А главное — цеплял родимыми интонациями. Жалобно-тревожными. Может, бабушка? Нет, бабушка давно умерла.

«Хорошо все с Анечкой, - говорю, - Отлично».

«А? Хо-ро-шо? А у нее носочки шерстяные на зиму есть? Ты не потеряла те, что я присылала?».

Тут я трухнула. То есть носочки дурацкие я не потеряла, конечно, но как могла моя мама за пять бестелефонных дней превратиться в полуглухую старуху, говорящую шепотом и чуть не по слогам? И, значит, это все-таки она? Анечка, носки...

Голос тянулся ко мне со своей жалостью и домашней ерундой. «А ты не ходишь поздно?». «У вас там протестующие ходят, по те-ле-ви-зо-ру говорят, так тебе к ним не надо, мало ли что! И на ночь, Людочка, хорошо теплого молока...».

Людочка! Господи, спасибо. Не Наточка.

Но трубку-то уже не положить.

«Да, мама, да!».

«Го-во-ри громче! Ты там на фруктах не экономь!».

«Да, мама!».

Вспоминаю фильм «Мимино».

Открываю балкон. Слушаю.

«... и пусть тогда уж меня кре-ми-ру-ют, и ты урночку с собой в Америку возьми. А то где дед твой похоронен, где место есть, там кладбище бандитское, помнишь, к тебе там пристали...».

Чужую маму почему-то жальче, чем свою.

Все ей обещаю. «При ней» пью ложку сиропа шиповника, что передали из Москвы. Звеню в трубку ложкой о бутылочку. Она от этого успокаивается.

Ночью мне жарко: как я могла поверить, что говорю со своей мамой? Значит, теоретически я могу ее не узнать?

Что-то давящее вертелось в голове, из прошлой жизни. К утру, наконец, вспомнилось.

Году в 85-м я была в образцовом, новом интернате престарелых в Пермской области. Писала что-то. Осталась ночевать, но заснуть не могла. Несколько стариков сидели в холле. Они давали себе задание на бессонницу — кто вязал, кто носки штопал. Один, самый зоркий, нависал над алюминиевой кастрюлищей с водой и выковыривал из картофелин после механической чистки «глазки». Они говорили о том, что можно, а что нельзя прятать под тюфяк. Часы и кольца можно, а очки и вставные челюсти («их тоже воруют, а как же, особенно если для «натуральности» присобачены золотые коронки!») - нельзя. Поломаются. А фотографии сомнутся или тоже поломаются — бумага старая уже.

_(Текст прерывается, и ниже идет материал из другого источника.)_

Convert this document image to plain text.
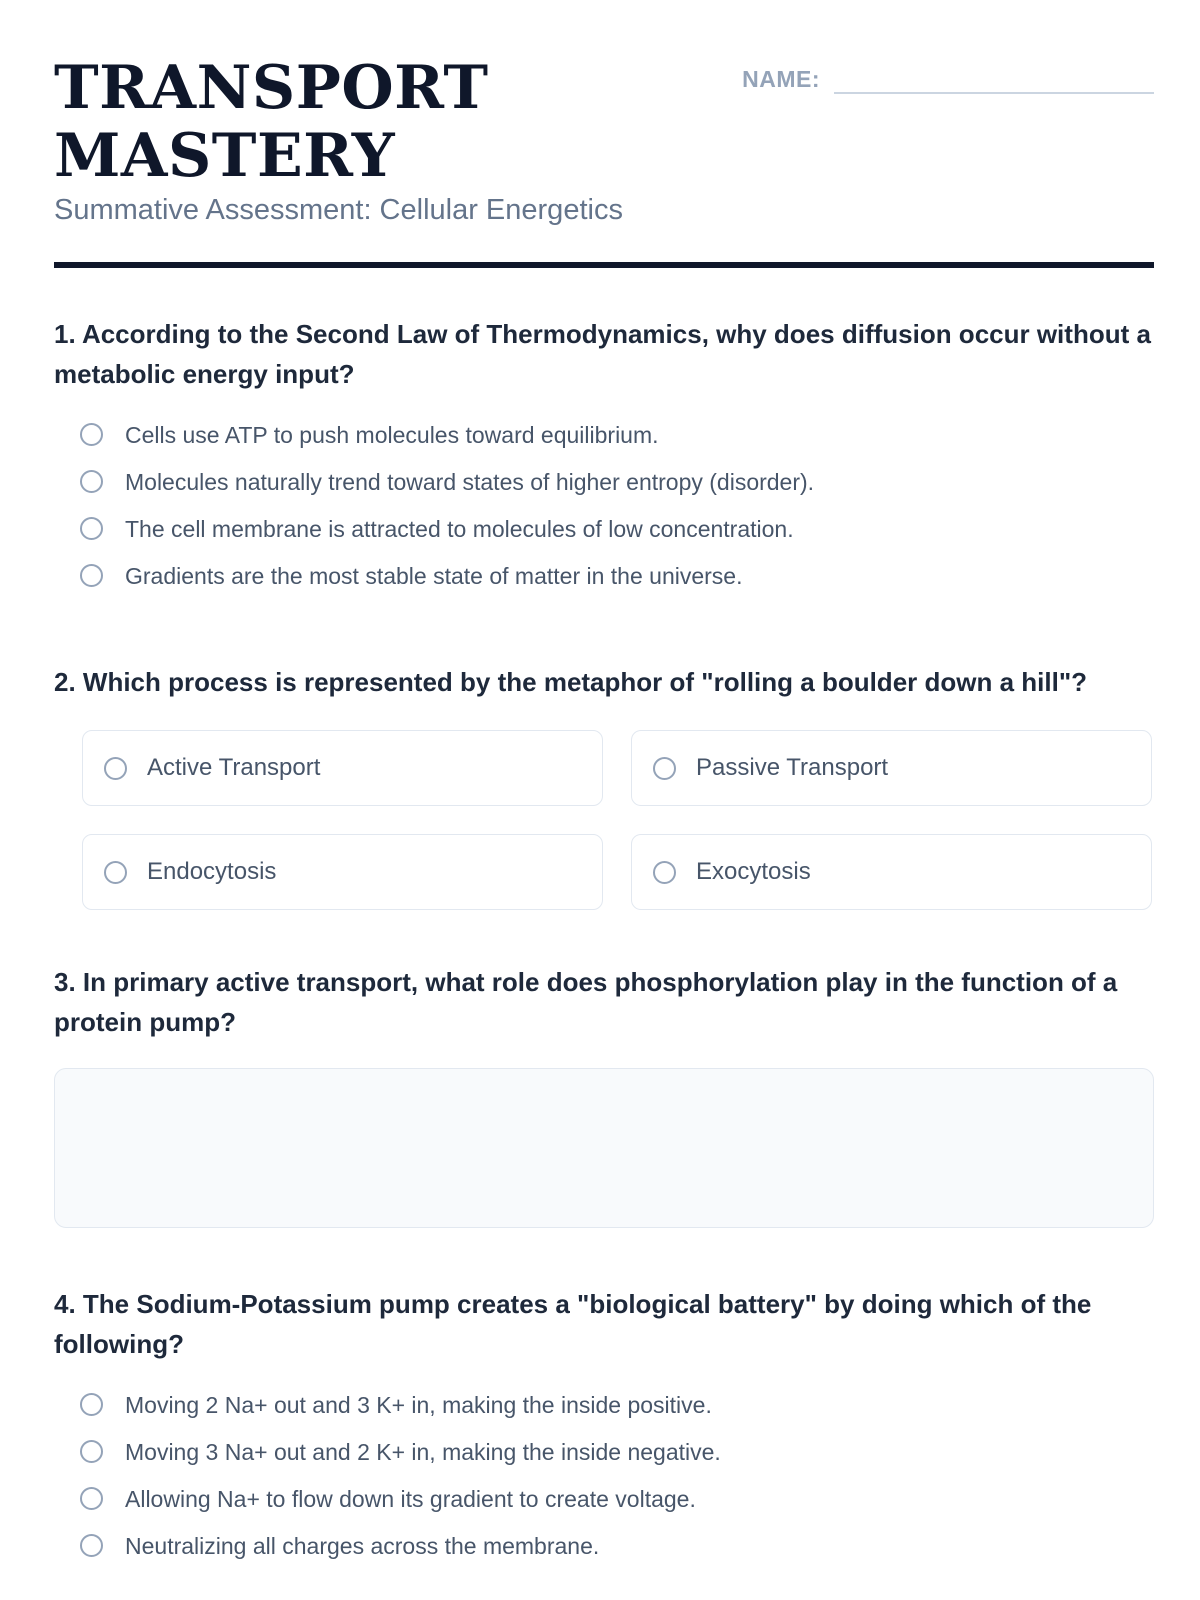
TRANSPORT
MASTERY

Summative Assessment: Cellular Energetics

NAME:

1. According to the Second Law of Thermodynamics, why does diffusion occur without a metabolic energy input?

Cells use ATP to push molecules toward equilibrium.
Molecules naturally trend toward states of higher entropy (disorder).
The cell membrane is attracted to molecules of low concentration.
Gradients are the most stable state of matter in the universe.

2. Which process is represented by the metaphor of "rolling a boulder down a hill"?

Active Transport	Passive Transport
Endocytosis	Exocytosis

3. In primary active transport, what role does phosphorylation play in the function of a protein pump?

4. The Sodium-Potassium pump creates a "biological battery" by doing which of the following?

Moving 2 Na+ out and 3 K+ in, making the inside positive.
Moving 3 Na+ out and 2 K+ in, making the inside negative.
Allowing Na+ to flow down its gradient to create voltage.
Neutralizing all charges across the membrane.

К тому же, они без конца хвастались своими детьми.

Утром я прощалась с директором, и в кабинет заскочил немолодой дядька. Сказал, что приехал забрать тело матери и документы к телу. И, конечно, ее собственность. Директор достал из сейфа документы и опечатанный пакет с ценностями, мужик открыл и чуть поскандалил, что сережки пропали. И мы все пошли к моргу.

Я с начальником осталась разговаривать снаружи, а дядька зашел внутрь. Походил там. Высунулся. И говорит: «А которая тут моя-то?».